Traditional business applications often do not need this level of IR or parsing control.
Advantages
- Mature, stable in C/C++ ecosystems.
- Fine-grained control of grammar, parsing, and AST generation.
- Integrates with C++ code directly.
- Many real-world examples, including SQL parsers in production systems.
Considerations
- C mode recommended for better ecosystem compatibility; C++ mode is less mature.
- Integration is more complex than PEGTL or DSL-based proto parsers.

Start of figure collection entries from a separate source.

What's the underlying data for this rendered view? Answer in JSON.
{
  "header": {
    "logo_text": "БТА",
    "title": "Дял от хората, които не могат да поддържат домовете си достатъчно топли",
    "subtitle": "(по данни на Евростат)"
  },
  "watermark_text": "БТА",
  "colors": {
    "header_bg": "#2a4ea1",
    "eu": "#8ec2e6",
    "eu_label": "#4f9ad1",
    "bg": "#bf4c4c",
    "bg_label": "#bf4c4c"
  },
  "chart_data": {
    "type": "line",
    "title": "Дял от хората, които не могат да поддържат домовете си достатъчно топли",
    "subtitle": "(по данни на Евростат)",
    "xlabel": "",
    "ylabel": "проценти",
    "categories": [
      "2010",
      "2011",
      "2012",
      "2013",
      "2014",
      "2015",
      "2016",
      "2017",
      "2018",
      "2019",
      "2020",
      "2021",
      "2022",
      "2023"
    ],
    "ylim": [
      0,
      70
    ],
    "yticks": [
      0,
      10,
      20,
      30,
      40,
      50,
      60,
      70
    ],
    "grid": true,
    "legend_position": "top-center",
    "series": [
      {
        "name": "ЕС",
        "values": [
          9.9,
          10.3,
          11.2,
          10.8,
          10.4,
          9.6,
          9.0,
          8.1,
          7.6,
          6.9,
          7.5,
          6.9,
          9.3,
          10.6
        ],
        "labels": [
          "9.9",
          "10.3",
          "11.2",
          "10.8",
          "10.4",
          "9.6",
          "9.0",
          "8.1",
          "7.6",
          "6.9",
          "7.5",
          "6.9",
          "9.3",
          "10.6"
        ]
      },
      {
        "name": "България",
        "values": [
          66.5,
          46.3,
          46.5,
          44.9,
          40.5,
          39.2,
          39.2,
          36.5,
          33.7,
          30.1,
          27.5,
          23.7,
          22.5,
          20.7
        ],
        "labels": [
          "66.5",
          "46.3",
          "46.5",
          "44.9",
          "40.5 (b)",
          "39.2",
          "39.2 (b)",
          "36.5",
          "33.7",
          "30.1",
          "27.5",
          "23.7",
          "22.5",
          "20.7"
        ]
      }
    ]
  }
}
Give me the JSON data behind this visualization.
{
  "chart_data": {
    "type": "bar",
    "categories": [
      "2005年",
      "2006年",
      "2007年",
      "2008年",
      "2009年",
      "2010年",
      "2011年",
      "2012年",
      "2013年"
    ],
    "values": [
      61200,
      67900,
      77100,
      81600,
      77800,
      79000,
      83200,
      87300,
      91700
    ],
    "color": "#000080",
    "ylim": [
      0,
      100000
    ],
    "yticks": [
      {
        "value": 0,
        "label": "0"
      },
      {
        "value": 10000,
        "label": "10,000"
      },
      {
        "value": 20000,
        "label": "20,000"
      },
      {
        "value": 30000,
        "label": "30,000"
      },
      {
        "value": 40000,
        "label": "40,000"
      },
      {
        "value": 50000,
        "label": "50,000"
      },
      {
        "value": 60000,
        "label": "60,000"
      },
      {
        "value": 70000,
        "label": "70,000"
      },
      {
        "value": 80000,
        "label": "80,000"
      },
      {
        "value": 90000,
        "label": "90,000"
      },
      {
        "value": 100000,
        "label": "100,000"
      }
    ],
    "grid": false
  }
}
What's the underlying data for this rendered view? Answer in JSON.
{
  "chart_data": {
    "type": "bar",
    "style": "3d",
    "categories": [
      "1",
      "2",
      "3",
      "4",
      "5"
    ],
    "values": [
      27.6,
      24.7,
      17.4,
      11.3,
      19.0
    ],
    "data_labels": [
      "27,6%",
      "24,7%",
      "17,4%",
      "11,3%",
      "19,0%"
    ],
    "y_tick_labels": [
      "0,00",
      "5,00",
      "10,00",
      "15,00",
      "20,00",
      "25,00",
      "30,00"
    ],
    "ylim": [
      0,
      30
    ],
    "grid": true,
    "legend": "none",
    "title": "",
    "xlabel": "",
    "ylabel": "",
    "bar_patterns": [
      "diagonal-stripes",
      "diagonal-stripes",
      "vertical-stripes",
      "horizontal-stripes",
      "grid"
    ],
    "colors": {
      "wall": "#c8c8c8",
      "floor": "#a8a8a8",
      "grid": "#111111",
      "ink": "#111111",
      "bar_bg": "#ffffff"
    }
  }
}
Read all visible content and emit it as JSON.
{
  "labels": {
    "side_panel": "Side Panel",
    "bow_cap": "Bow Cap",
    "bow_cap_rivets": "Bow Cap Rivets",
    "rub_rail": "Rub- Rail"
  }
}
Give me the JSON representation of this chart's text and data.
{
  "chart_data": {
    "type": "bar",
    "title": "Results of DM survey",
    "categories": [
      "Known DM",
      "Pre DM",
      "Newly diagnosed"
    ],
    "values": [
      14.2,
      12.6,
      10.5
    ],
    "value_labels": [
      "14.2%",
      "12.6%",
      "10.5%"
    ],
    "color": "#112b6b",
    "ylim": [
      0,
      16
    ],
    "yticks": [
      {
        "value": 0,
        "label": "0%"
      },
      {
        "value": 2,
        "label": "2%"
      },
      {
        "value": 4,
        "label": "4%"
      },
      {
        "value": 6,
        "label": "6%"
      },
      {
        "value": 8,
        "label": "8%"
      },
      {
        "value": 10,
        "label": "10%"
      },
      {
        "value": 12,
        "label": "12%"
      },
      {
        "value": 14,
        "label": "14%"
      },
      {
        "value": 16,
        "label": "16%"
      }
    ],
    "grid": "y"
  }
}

- Parsing performance is closely related to expression complexity and grammar design, including backtracking requirements.
- Good for offline compilation pipelines, not primarily for high-throughput online services.
Minimal Example
This example shows a full Flex -> Bison -> C++ integration pipeline.
Lexer (lexer.l)
%{
#include "parser.tab.h"
#include <cstdlib>
%}
%%
SELECT return SELECT;
FROM return FROM;
WHERE return WHERE;
[0-9]+ { yylval.ival = atoi(yytext); return NUMBER; }
[a-zA-Z_]+ { yylval.sval = strdup(yytext); return IDENTIFIER; }
[ \t\n]+ /* skip whitespace */;
. return *yytext;
%%
Parser (parser.y)
%{
#include <iostream>
#include <string>
#include <vector>
using namespace std;
struct Column { string name; };
struct Table { string name; };
struct Condition { string expr; };
struct Query {
vector<Column> columns;
Table table;
Condition condition;
};
Query parsedQuery;
%}
%union {
int ival;
char* sval;
}
%token SELECT FROM WHERE IDENTIFIER NUMBER
%type <sval> IDENTIFIER
%type <ival> NUMBER
%%
query:
SELECT select_list FROM table_name where_clause
;
select_list:
IDENTIFIER { parsedQuery.columns.push_back({$1}); free($1); }
| select_list ',' IDENTIFIER { parsedQuery.columns.push_back({$3}); free($3); }
;
table_name:
IDENTIFIER { parsedQuery.table.name = $1; free($1); }
;
where_clause:
WHERE condition { parsedQuery.condition.expr = $2; free($2); }
| /* empty */ { parsedQuery.condition.expr = ""; }
;
condition:
IDENTIFIER '>' NUMBER
{
string cond = string($1) + ">" + to_string($3);
$$ = strdup(cond.c_str());
free($1);
}
;
%%
C++ Integration (main.cpp)
#include <iostream>
extern "C" {
int yyparse();
extern FILE* yyin;
}
int main() {
FILE* f = fopen("example.sql", "r");
if (!f) {
std::cerr << "Cannot open file" << std::endl;
return 1;
}
yyin = f;
yyparse();
fclose(f);
return 0;
}
CMake Build Example
cmake_minimum_required(VERSION 3.10)
project(sql_parser)
find_package(FLEX REQUIRED)
find_package(BISON REQUIRED)
BISON_TARGET(Parser parser.y ${CMAKE_CURRENT_BINARY_DIR}/parser.tab.cpp)
FLEX_TARGET(Lexer lexer.l ${CMAKE_CURRENT_BINARY_DIR}/lex.yy.cpp)
ADD_FLEX_BISON_DEPENDENCY(Lexer Parser)
add_executable(sql_parser main.cpp ${BISON_Parser_OUTPUTS} ${FLEX_Lexer_OUTPUTS})
References
Summary
- Integration complexity: Medium–High (requires C/C++ linkage, memory management).
- Performance: Good for offline or limited online parsing; depends on grammar complexity.
- Best use cases: Offline compilation, expression evaluation, SQL parsing in backend systems.
The minimal example demonstrates complete pipeline integration, which is critical for readers to understand practical usage, not just fragments.